While most of Royal Group’s 2021 concession remains undeveloped, some of the land is intended for a 700 megawatt coal-fired power plant.
Some people impacted by that concession told CamboJA they have still not found a solution, despite promises from their commune authorities.
One Koh Kong resident, who asked not to be identified for safety concerns, said that five hectares of her farmland were taken away and given to The Royal Group after the 2021 concession was issued. She said that she owned and worked on the land for roughly 10 years and it had been her main source of income.
She said she sent numerous petitions to the Koh Kong Provincial Administration, the Environment Ministry, the Land Management Ministry, and the Interior Ministry but there was still no resolution and she wanted to receive fair compensation from authorities. She said she hoped to receive new land to use.
“Authorities said they would resolve the land issue for the people after the  commune elections, but so far there has been no solution,” she said. “They just made the locals feel calm and then they did not do what they promised.
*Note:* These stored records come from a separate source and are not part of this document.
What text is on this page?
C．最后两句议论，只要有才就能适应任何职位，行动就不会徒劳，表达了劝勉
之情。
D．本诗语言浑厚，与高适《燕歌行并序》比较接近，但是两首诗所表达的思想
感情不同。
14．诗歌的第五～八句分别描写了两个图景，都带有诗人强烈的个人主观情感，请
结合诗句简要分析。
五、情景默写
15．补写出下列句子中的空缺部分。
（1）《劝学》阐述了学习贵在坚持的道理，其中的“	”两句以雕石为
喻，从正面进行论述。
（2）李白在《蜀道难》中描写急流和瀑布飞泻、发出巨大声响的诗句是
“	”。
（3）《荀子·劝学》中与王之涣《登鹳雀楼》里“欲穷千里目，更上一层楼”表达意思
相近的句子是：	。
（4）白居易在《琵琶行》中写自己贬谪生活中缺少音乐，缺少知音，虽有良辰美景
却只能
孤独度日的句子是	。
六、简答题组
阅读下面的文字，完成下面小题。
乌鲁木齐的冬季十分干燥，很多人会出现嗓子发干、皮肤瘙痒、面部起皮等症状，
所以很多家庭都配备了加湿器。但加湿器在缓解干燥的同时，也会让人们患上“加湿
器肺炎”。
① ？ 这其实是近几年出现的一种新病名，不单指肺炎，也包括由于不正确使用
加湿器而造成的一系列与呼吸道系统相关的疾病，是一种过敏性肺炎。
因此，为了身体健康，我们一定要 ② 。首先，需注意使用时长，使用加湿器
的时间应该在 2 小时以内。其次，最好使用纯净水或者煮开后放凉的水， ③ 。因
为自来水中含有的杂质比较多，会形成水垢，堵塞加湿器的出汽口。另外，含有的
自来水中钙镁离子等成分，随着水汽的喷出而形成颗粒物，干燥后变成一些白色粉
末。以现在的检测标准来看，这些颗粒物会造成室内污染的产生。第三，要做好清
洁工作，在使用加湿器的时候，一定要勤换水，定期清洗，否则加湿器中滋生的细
I lost my stable job as a farmer after losing my farm, which was the only source of income for my family and supported my children’s education.”
Thmor Sar Commune Chief Ek Kuon told a CamboJA on Thursday that he did not know about Royal Group’s plans for its latest concession.
Kuon said that three villages in his commune were affected by Royal Group’s 2021 concession but was unsure how many people had received compensation. Any former resident who had a land title from 2010 could receive compensation based on their land size and housing, but people who had taken state land in more recent years could not get ownership or compensation, he added.
Ngeth Sinap, the coordinator for the NGO Adhoc in Koh Kong province, said before land is given to a development project, a thorough analysis of the project’s potential effects on the local population, the environment, public health, and water quality should be conducted.
“It is an important point to properly consider the impact on citizens and the environment,” he said.